In Trump’s vision for America, I would never have been born. There’s no simpler way to say this.
When I see pictures of Iraqi or Syrian refugee children who have drowned off Greece, I see myself and I see my father. I see the cruelty of a world that has lost sight of its own humanity and refuses to see the humanity of those most downtrodden and suffering. Instead, we turn our backs on them in their times of need.
As millions around the world flee their homes to escape death and destruction, it is more imperative than ever for us to reaffirm our commitment to the most fundamental of American values: protecting the rights of the world’s most vulnerable and offering a safe refuge for those in need.

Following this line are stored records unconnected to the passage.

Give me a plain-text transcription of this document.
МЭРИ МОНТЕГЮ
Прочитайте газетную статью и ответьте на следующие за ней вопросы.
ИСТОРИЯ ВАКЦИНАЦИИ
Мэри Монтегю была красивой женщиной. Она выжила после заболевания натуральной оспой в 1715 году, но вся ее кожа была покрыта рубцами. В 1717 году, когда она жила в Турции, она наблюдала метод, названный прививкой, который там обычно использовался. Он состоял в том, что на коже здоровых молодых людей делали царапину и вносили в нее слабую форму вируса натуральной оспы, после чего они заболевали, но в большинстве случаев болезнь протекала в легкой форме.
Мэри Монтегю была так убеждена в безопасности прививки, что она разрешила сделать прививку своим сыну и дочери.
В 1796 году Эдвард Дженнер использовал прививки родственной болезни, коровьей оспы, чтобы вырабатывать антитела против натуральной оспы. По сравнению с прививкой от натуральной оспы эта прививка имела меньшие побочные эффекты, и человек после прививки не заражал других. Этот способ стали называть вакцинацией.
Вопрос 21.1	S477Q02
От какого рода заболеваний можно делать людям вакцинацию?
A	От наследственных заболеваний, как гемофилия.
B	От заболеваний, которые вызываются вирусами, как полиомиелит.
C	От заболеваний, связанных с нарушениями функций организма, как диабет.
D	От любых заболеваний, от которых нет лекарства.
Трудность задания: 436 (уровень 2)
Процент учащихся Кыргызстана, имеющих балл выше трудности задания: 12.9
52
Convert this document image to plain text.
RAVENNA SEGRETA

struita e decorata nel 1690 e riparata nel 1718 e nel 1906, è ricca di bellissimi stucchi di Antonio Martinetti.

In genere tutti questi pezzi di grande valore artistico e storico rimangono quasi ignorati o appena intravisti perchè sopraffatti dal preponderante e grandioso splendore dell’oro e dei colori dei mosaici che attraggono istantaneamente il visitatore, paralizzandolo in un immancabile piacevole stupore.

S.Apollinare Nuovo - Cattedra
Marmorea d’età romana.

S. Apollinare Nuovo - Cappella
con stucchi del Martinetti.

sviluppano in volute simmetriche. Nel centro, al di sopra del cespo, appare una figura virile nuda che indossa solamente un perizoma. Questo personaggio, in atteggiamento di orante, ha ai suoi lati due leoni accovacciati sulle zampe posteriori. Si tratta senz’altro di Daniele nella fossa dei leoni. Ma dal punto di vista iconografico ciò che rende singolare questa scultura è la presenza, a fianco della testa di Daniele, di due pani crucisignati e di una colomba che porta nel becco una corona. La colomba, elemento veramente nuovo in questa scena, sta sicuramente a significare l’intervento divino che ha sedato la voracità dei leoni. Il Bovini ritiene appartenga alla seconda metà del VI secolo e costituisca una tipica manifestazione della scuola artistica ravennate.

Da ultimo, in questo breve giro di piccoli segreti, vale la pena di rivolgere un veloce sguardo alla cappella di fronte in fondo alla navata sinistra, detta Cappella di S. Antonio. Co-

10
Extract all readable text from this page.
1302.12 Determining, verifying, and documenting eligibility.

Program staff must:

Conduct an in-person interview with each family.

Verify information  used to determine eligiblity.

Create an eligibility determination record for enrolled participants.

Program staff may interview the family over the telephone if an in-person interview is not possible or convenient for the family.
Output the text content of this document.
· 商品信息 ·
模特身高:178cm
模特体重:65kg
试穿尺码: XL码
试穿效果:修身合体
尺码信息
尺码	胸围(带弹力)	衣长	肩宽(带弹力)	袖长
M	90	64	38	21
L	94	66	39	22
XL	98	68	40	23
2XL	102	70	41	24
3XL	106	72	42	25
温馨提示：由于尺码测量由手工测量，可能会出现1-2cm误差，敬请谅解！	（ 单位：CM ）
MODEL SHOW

Closing the door to Muslim refugees means sentencing many of them to almost certain death.
While the ban currently only targets individuals from seven countries, we must remember that this is only the beginning, and appears part of a wider assault on the most vulnerable and marginalized Americans after years in which demonization of Muslims, refugees, immigrants and people of color of many diverse backgrounds has increasingly become the norm.
First it was Muslims. Tomorrow, who will it be?
We must resist. Americans of all backgrounds must understand that Trump’s ban is an assault on our core values as a country and as a people. We must ensure that this kind of hatred does not become normalized. We can do that by sending a clear message that we as a nation refuse to accept racism, Islamophobia and fear-mongering.